Fränzl: Das meiste ist eigentlich elektronisch. Electro, Techno. Also so 40%, vielleicht sogar mehr. Es gibt aber auch ein paar Nummern, die beatmäßig nicht wirklich zuordenbar sind.
Bina: „Another One“ ist der reinste 90er Garage.
Fränzl: „Letter to me“ geht eher in die Downbeat-Richtung. Auf jeden Fall ist das die bisher straighteste Platte von uns, die diesen Vorwärtszug am stärksten hat.
Sageder: Wir machen alles zwischen 120 und 132 bpm, wie auch immer du das nennen würdest. Gut, es sind auch ein paar unter 120 bpm dabei, weniger HipHop. War das jetzt eine schlechte Aussage? (lacht).
Fränzl: Die HipHop-Bezeichnung in unserer Selbstbeschreibung beruht natürlich auch vor allem auf unseren Live-Geschichten, wo wir viel HipHop Elemente drinnen gehabt haben. Jetzt auch noch vereinzelt. HipHop hat sich in den letzten Jahren aber auch weiterentwickelt und ist straighter und schneller geworden…tanziger.
Ist es für euch auch eine Motivation gewesen, die ZuhörerInnnen damit zu verwirren, dass etwas, was so dermaßen elektronisch klingt, in Wirklichkeit organisch ist?
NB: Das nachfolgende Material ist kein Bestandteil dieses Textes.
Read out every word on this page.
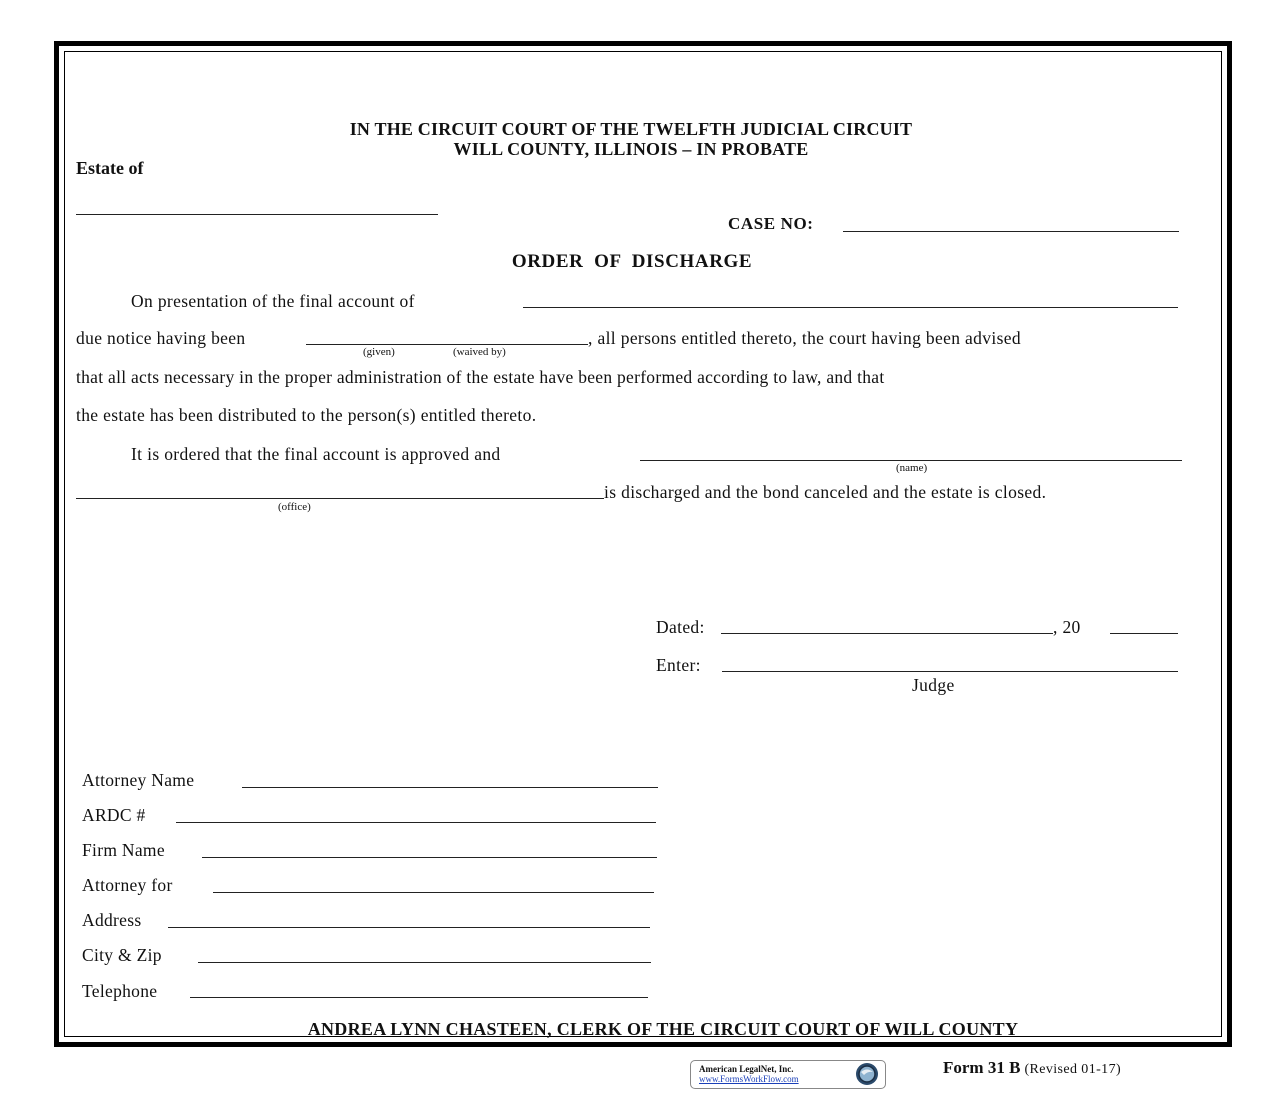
IN THE CIRCUIT COURT OF THE TWELFTH JUDICIAL CIRCUIT
WILL COUNTY, ILLINOIS – IN PROBATE
Estate of
CASE NO:
ORDER  OF  DISCHARGE
On presentation of the final account of
due notice having been
(given)	(waived by)
, all persons entitled thereto, the court having been advised
that all acts necessary in the proper administration of the estate have been performed according to law, and that
the estate has been distributed to the person(s) entitled thereto.
It is ordered that the final account is approved and
(name)
(office)
is discharged and the bond canceled and the estate is closed.
Dated:	, 20
Enter:
Judge
Attorney Name
ARDC #
Firm Name
Attorney for
Address
City & Zip
Telephone
ANDREA LYNN CHASTEEN, CLERK OF THE CIRCUIT COURT OF WILL COUNTY
American LegalNet, Inc.
www.FormsWorkFlow.com
Form 31 B (Revised 01-17)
Fränzl: Wir wollten nicht bewusst Verwirrung stiften. Das ist Musik, die uns einfach gekommen ist. Wir haben selber viel von dem Zeug gehört und hatten auch schon seit den Anfängen von Bauchklang, Tracks und Nummern dabei, die in diese Richtung gegangen sind. Das hat sich gehäuft und wurde in den letzten drei Jahren vermehrt zum Thema, weil wir auch live in diese Richtung gegangen sind. Das zu perfektionieren und auf ein höheres Level zu hieven, und das dann möglichst gut auf´s Blatt zu bringen, war unser Ziel. Es war dann auch eine bewusste Entscheidung, Patrick Pulsinger als Produzenten anzufragen, weil er aus dieser Richtung kommt und neben seinem Equipment auch viel Erfahrung und einen guten Geschmack hat. Letztendlich haben wir mit ihm einen Sound zusammenbekommen, den die Art von Musik auch braucht. Wobei wir auch schon seit Jahren tüfteln: wie bekommt man einen Stimmsound zusammen, der sich mit digitalen Sounds messen kann?
Ihr betont immer wieder, dass eure Musik rein auf euren Stimmen basiert. Inwiefern ist die Studioarbeit dann eine Gratwanderung, wo ja dann doch das Equipement eine Arbeit verrichtet?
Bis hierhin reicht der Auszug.